Rishi Sunak faced a backlash after claiming that independent scientists were given too much power during the pandemic and concerns about the economic and social impacts of lockdowns were not properly considered.
The former chancellor, one of the key players within Government during the crisis, said “if you empower all these independent people, you’re screwed” and claimed that the Scientific Advisory Group for Emergencies (Sage) edited its minutes to hide dissenting opinions.
But Sage member Professor Graham Medley said it was the Government that made the decisions, not the scientists, while former No 10 insiders described Mr Sunak’s comments “simply wrong” and “dangerous rubbish”.
Mr Sunak used a Spectator interview to criticise the way decisions were made, saying “we shouldn’t have empowered the scientists in the way we did” and suggested he had been left “furious” during a meeting because colleagues refused to acknowledge the wider impact lockdown was having.
Lone voice of resistance
The Tory leadership hopeful claimed he had often been a lone voice of resistance to lockdown measures within the Government.
“We didn’t talk at all about missed (doctors’) appointments, or the backlog building in the NHS in a massive way. That was never part of it,” he said.
The meetings were “literally me around that table, just fighting”, which “was incredibly uncomfortable every single time”.
At one meeting he raised the impact on children’s education: “I was very emotional about it. I was like ‘Forget about the economy. Surely we can all agree that kids not being in school is a major nightmare’, or something like that.
“I was so furious”
“There was a big silence afterwards. It was the first time someone had said it. I was so furious.”
He said that if the trade-offs had been acknowledged from the beginning, in March 2020 when the first lockdown was imposed, then different decisions could have been taken.
“We shouldn’t have empowered the scientists in the way we did,” he said.
“And you have to acknowledge trade-offs from the beginning. If we’d done all of that, we could be in a very different place.”

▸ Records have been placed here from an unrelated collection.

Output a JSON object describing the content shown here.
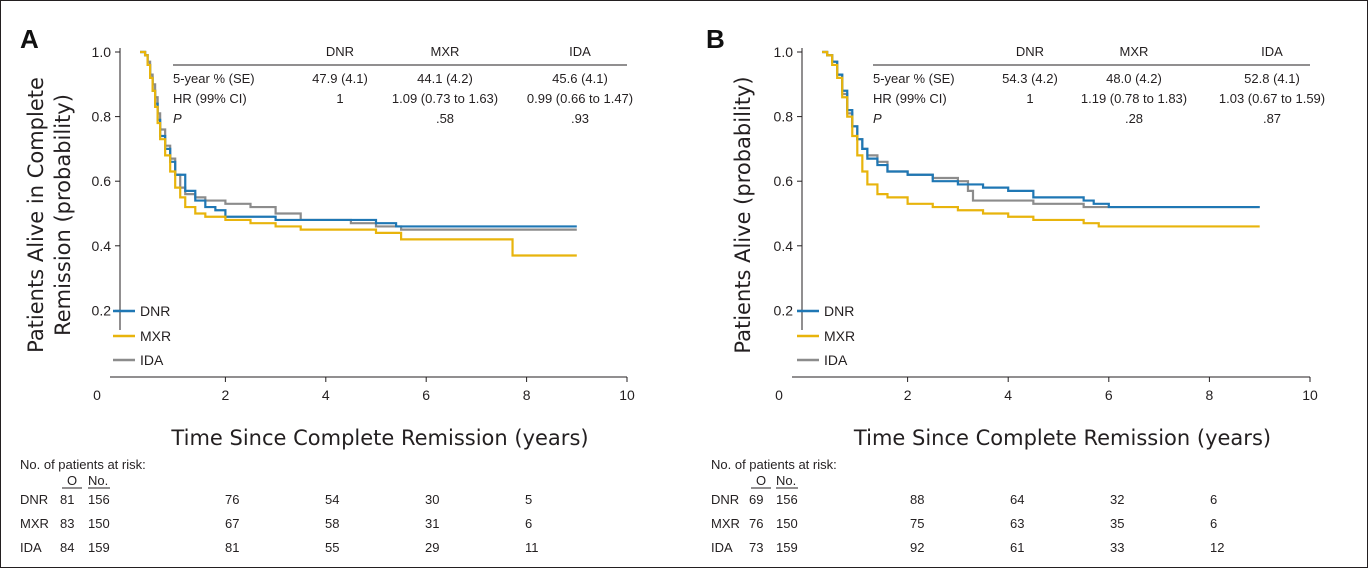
{
  "chart_data": [
    {
      "panel": "A",
      "type": "line",
      "ylabel_line1": "Patients Alive in Complete",
      "ylabel_line2": "Remission (probability)",
      "xlabel": "Time Since Complete Remission (years)",
      "xlim": [
        0,
        10
      ],
      "ylim": [
        0,
        1.0
      ],
      "x_ticks": [
        0,
        2,
        4,
        6,
        8,
        10
      ],
      "y_ticks": [
        0.2,
        0.4,
        0.6,
        0.8,
        1.0
      ],
      "y_tick_labels": [
        "0.2",
        "0.4",
        "0.6",
        "0.8",
        "1.0"
      ],
      "legend_position": "bottom-left",
      "stats_table": {
        "columns": [
          "DNR",
          "MXR",
          "IDA"
        ],
        "rows": [
          {
            "label": "5-year % (SE)",
            "values": [
              "47.9 (4.1)",
              "44.1 (4.2)",
              "45.6 (4.1)"
            ]
          },
          {
            "label": "HR (99% CI)",
            "values": [
              "1",
              "1.09 (0.73 to 1.63)",
              "0.99 (0.66 to 1.47)"
            ]
          },
          {
            "label": "P",
            "values": [
              "",
              ".58",
              ".93"
            ]
          }
        ]
      },
      "series": [
        {
          "name": "DNR",
          "color": "#1f77b4",
          "points": [
            [
              0.3,
              1.0
            ],
            [
              0.4,
              0.99
            ],
            [
              0.45,
              0.96
            ],
            [
              0.5,
              0.92
            ],
            [
              0.55,
              0.88
            ],
            [
              0.6,
              0.84
            ],
            [
              0.65,
              0.79
            ],
            [
              0.7,
              0.74
            ],
            [
              0.8,
              0.7
            ],
            [
              0.9,
              0.66
            ],
            [
              1.0,
              0.62
            ],
            [
              1.2,
              0.57
            ],
            [
              1.4,
              0.54
            ],
            [
              1.6,
              0.52
            ],
            [
              1.8,
              0.51
            ],
            [
              2.0,
              0.49
            ],
            [
              2.5,
              0.49
            ],
            [
              3.0,
              0.48
            ],
            [
              3.5,
              0.48
            ],
            [
              4.0,
              0.48
            ],
            [
              5.0,
              0.47
            ],
            [
              5.4,
              0.46
            ],
            [
              6.0,
              0.46
            ],
            [
              9.0,
              0.46
            ]
          ]
        },
        {
          "name": "MXR",
          "color": "#e8b40c",
          "points": [
            [
              0.3,
              1.0
            ],
            [
              0.4,
              0.99
            ],
            [
              0.45,
              0.96
            ],
            [
              0.5,
              0.92
            ],
            [
              0.55,
              0.88
            ],
            [
              0.6,
              0.83
            ],
            [
              0.65,
              0.78
            ],
            [
              0.7,
              0.73
            ],
            [
              0.8,
              0.68
            ],
            [
              0.9,
              0.63
            ],
            [
              1.0,
              0.58
            ],
            [
              1.1,
              0.55
            ],
            [
              1.2,
              0.52
            ],
            [
              1.4,
              0.5
            ],
            [
              1.6,
              0.49
            ],
            [
              2.0,
              0.48
            ],
            [
              2.5,
              0.47
            ],
            [
              3.0,
              0.46
            ],
            [
              3.5,
              0.45
            ],
            [
              4.0,
              0.45
            ],
            [
              5.0,
              0.44
            ],
            [
              5.5,
              0.42
            ],
            [
              6.0,
              0.42
            ],
            [
              7.7,
              0.42
            ],
            [
              7.72,
              0.37
            ],
            [
              9.0,
              0.37
            ]
          ]
        },
        {
          "name": "IDA",
          "color": "#8c8c8c",
          "points": [
            [
              0.3,
              1.0
            ],
            [
              0.4,
              0.99
            ],
            [
              0.45,
              0.97
            ],
            [
              0.5,
              0.93
            ],
            [
              0.55,
              0.9
            ],
            [
              0.6,
              0.86
            ],
            [
              0.65,
              0.81
            ],
            [
              0.7,
              0.76
            ],
            [
              0.8,
              0.71
            ],
            [
              0.9,
              0.67
            ],
            [
              1.0,
              0.62
            ],
            [
              1.1,
              0.58
            ],
            [
              1.2,
              0.56
            ],
            [
              1.4,
              0.55
            ],
            [
              1.6,
              0.54
            ],
            [
              2.0,
              0.53
            ],
            [
              2.5,
              0.52
            ],
            [
              3.0,
              0.5
            ],
            [
              3.5,
              0.48
            ],
            [
              4.0,
              0.48
            ],
            [
              4.5,
              0.47
            ],
            [
              5.0,
              0.46
            ],
            [
              5.5,
              0.45
            ],
            [
              6.0,
              0.45
            ],
            [
              9.0,
              0.45
            ]
          ]
        }
      ],
      "risk_table": {
        "title": "No. of patients at risk:",
        "header_O": "O",
        "header_No": "No.",
        "time_points": [
          2,
          4,
          6,
          8
        ],
        "rows": [
          {
            "label": "DNR",
            "O": "81",
            "No": "156",
            "values": [
              "76",
              "54",
              "30",
              "5"
            ]
          },
          {
            "label": "MXR",
            "O": "83",
            "No": "150",
            "values": [
              "67",
              "58",
              "31",
              "6"
            ]
          },
          {
            "label": "IDA",
            "O": "84",
            "No": "159",
            "values": [
              "81",
              "55",
              "29",
              "11"
            ]
          }
        ]
      }
    },
    {
      "panel": "B",
      "type": "line",
      "ylabel_line1": "Patients Alive (probability)",
      "ylabel_line2": "",
      "xlabel": "Time Since Complete Remission (years)",
      "xlim": [
        0,
        10
      ],
      "ylim": [
        0,
        1.0
      ],
      "x_ticks": [
        0,
        2,
        4,
        6,
        8,
        10
      ],
      "y_ticks": [
        0.2,
        0.4,
        0.6,
        0.8,
        1.0
      ],
      "y_tick_labels": [
        "0.2",
        "0.4",
        "0.6",
        "0.8",
        "1.0"
      ],
      "legend_position": "bottom-left",
      "stats_table": {
        "columns": [
          "DNR",
          "MXR",
          "IDA"
        ],
        "rows": [
          {
            "label": "5-year % (SE)",
            "values": [
              "54.3 (4.2)",
              "48.0 (4.2)",
              "52.8 (4.1)"
            ]
          },
          {
            "label": "HR (99% CI)",
            "values": [
              "1",
              "1.19 (0.78 to 1.83)",
              "1.03 (0.67 to 1.59)"
            ]
          },
          {
            "label": "P",
            "values": [
              "",
              ".28",
              ".87"
            ]
          }
        ]
      },
      "series": [
        {
          "name": "DNR",
          "color": "#1f77b4",
          "points": [
            [
              0.3,
              1.0
            ],
            [
              0.4,
              0.99
            ],
            [
              0.5,
              0.97
            ],
            [
              0.6,
              0.93
            ],
            [
              0.7,
              0.88
            ],
            [
              0.8,
              0.82
            ],
            [
              0.9,
              0.77
            ],
            [
              1.0,
              0.73
            ],
            [
              1.1,
              0.7
            ],
            [
              1.2,
              0.67
            ],
            [
              1.4,
              0.65
            ],
            [
              1.6,
              0.63
            ],
            [
              2.0,
              0.62
            ],
            [
              2.5,
              0.6
            ],
            [
              3.0,
              0.59
            ],
            [
              3.5,
              0.58
            ],
            [
              4.0,
              0.57
            ],
            [
              4.5,
              0.55
            ],
            [
              5.0,
              0.55
            ],
            [
              5.5,
              0.54
            ],
            [
              5.7,
              0.53
            ],
            [
              6.0,
              0.52
            ],
            [
              9.0,
              0.52
            ]
          ]
        },
        {
          "name": "MXR",
          "color": "#e8b40c",
          "points": [
            [
              0.3,
              1.0
            ],
            [
              0.4,
              0.99
            ],
            [
              0.5,
              0.96
            ],
            [
              0.6,
              0.92
            ],
            [
              0.7,
              0.86
            ],
            [
              0.8,
              0.8
            ],
            [
              0.9,
              0.74
            ],
            [
              1.0,
              0.68
            ],
            [
              1.1,
              0.63
            ],
            [
              1.2,
              0.59
            ],
            [
              1.4,
              0.56
            ],
            [
              1.6,
              0.55
            ],
            [
              2.0,
              0.53
            ],
            [
              2.5,
              0.52
            ],
            [
              3.0,
              0.51
            ],
            [
              3.5,
              0.5
            ],
            [
              4.0,
              0.49
            ],
            [
              4.5,
              0.48
            ],
            [
              5.0,
              0.48
            ],
            [
              5.5,
              0.47
            ],
            [
              5.8,
              0.46
            ],
            [
              6.0,
              0.46
            ],
            [
              9.0,
              0.46
            ]
          ]
        },
        {
          "name": "IDA",
          "color": "#8c8c8c",
          "points": [
            [
              0.3,
              1.0
            ],
            [
              0.4,
              0.99
            ],
            [
              0.5,
              0.97
            ],
            [
              0.6,
              0.93
            ],
            [
              0.7,
              0.87
            ],
            [
              0.8,
              0.81
            ],
            [
              0.9,
              0.77
            ],
            [
              1.0,
              0.73
            ],
            [
              1.1,
              0.7
            ],
            [
              1.2,
              0.68
            ],
            [
              1.4,
              0.66
            ],
            [
              1.6,
              0.63
            ],
            [
              2.0,
              0.62
            ],
            [
              2.5,
              0.61
            ],
            [
              3.0,
              0.6
            ],
            [
              3.2,
              0.57
            ],
            [
              3.3,
              0.54
            ],
            [
              4.0,
              0.54
            ],
            [
              4.5,
              0.53
            ],
            [
              5.0,
              0.53
            ],
            [
              5.5,
              0.52
            ],
            [
              6.0,
              0.52
            ],
            [
              9.0,
              0.52
            ]
          ]
        }
      ],
      "risk_table": {
        "title": "No. of patients at risk:",
        "header_O": "O",
        "header_No": "No.",
        "time_points": [
          2,
          4,
          6,
          8
        ],
        "rows": [
          {
            "label": "DNR",
            "O": "69",
            "No": "156",
            "values": [
              "88",
              "64",
              "32",
              "6"
            ]
          },
          {
            "label": "MXR",
            "O": "76",
            "No": "150",
            "values": [
              "75",
              "63",
              "35",
              "6"
            ]
          },
          {
            "label": "IDA",
            "O": "73",
            "No": "159",
            "values": [
              "92",
              "61",
              "33",
              "12"
            ]
          }
        ]
      }
    }
  ]
}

He said different decisions could have been reached on keeping schools open and the lockdown could have been shorter.
Mr Sunak suggested that minutes of Sage meetings, setting out the discussions on guidance for ministers, had omitted dissenting views.
He claimed the panel members did not realise there was a Treasury representative on their calls, feeding back to him.

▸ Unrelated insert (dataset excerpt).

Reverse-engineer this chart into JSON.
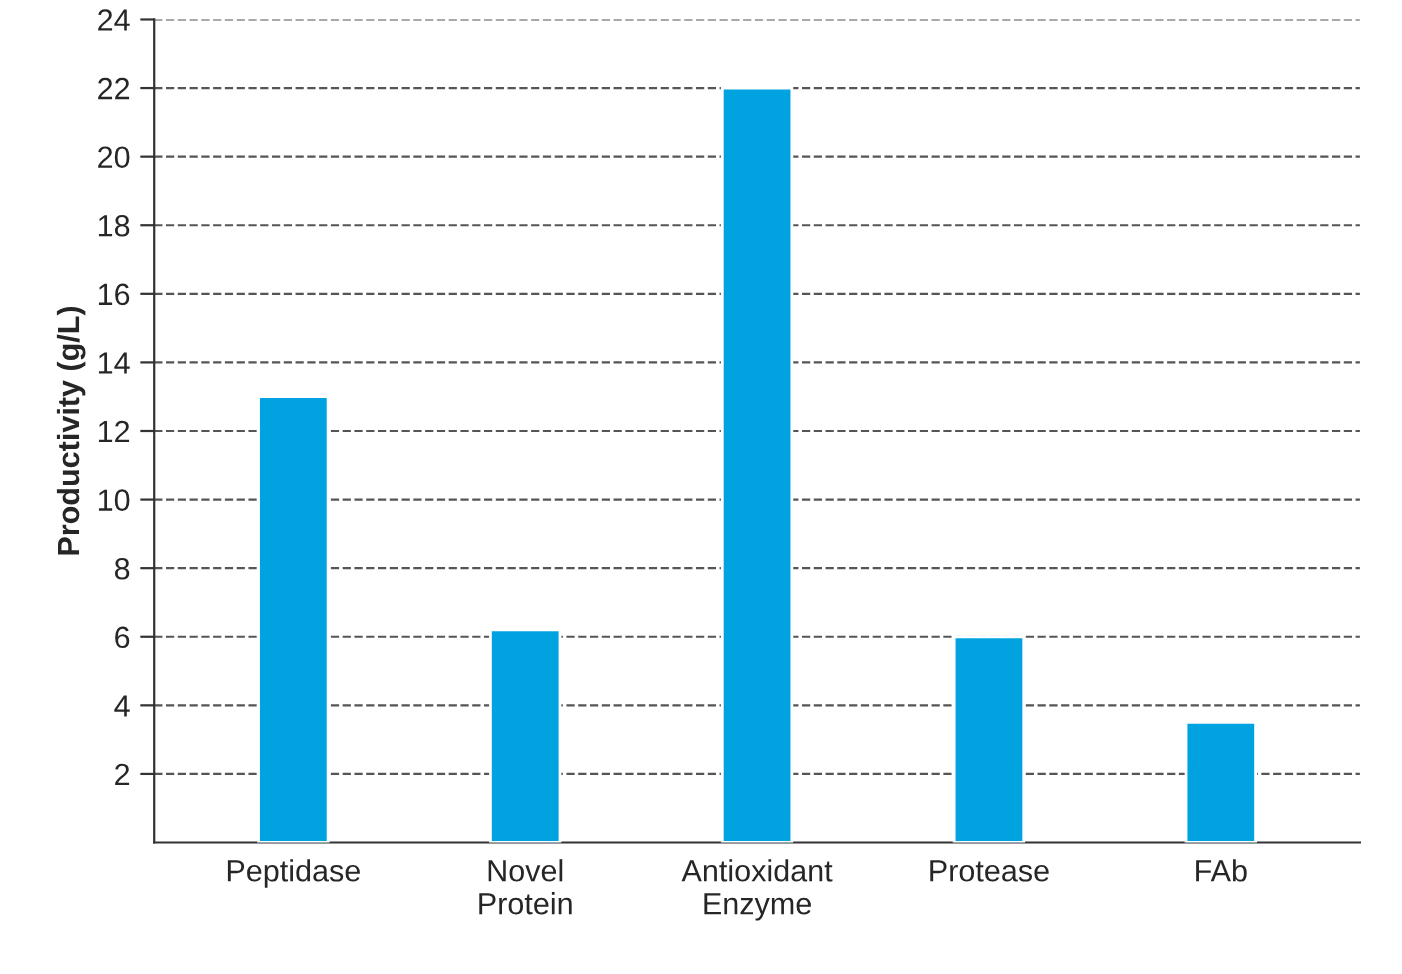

He said she would tell him: “‘Well, actually, it turns out that lots of people disagreed with that conclusion’, or ‘Here are the reasons that they were not sure about it’. So at least I would be able to go into these meetings better armed.”
But Prof Medley said: “Government have the power, so if one member of cabinet thinks that scientific advice was too ‘empowered’ then it is a criticism of their colleagues rather than the scientists.
“The Sage meetings were about the science, not the policy options, and the minutes reflect the scientific consensus at the time.
“The disagreement comes out in the uncertainty. There is a balance between the consensus and the uncertainty – for example, we can either all agree that closing schools will reduce transmission with absolute certainty, or that closing schools will have a relatively small effect with lots of uncertainty.
“Science has no place in the decision whether to close schools or not, but it does have a role to say what the impact on the epidemic might be.
“Hopefully the inquiry will address the question of how the very different spheres of science and politics can be better able to support each other during the next pandemic.”
“Worked by consensus”
Prof Ian Boyd, who was also on Sage, said the panel gave advice “based on the information available at the time”.
“Especially in the early stages of the pandemic an immense amount was not known, and this meant that risks were high, and therefore precaution was called for.
“Sage did not make decisions, it tried to reflect its uncertainties in its advice and it worked by consensus.
“Members were acutely aware of the trade-offs associated with implementing specific actions. To the extent that it was possible with the information available at the time, these trade-offs were included within the uncertainty expressed in the advice.”
Boris Johnson’s former communications chief, Lee Cain, dismissed Mr Sunak’s assessment of the situation, saying he is “simply wrong”.
Mr Cain said: “It would have been morally irresponsible of the Government not to implement lockdown in spring 2020 – the failure to do so would have killed tens of thousands of people who survived Covid.
“In addition, without lockdown the NHS simply could not have survived and would have been overwhelmed.”
NHS “could not have survived”
That would have resulted in an “even greater backlog” and more excess deaths from incidents such as missed cancer appointments, he suggested.
He said No 10, the Treasury and Department of Health and Social Care “met multiple times daily and discussed the trade-offs”.
“We all knew lockdown was a blunt instrument that had many downsides but in a world without vaccinations it was the best option available,” Mr Cain said.
Dominic Cummings, Mr Johnson’s former senior adviser, said Mr Sunak’s comments were “dangerous rubbish” and pinned the blame unfairly on the former prime minister and others.
A No 10 spokesman said: “Throughout the pandemic, public health, education and the economy were central to the difficult decisions made on Covid restrictions to protect the British public from an unprecedented novel virus.
“At every point, ministers made collective decisions which considered a wide range of expert advice available at the time in order to protect public health.”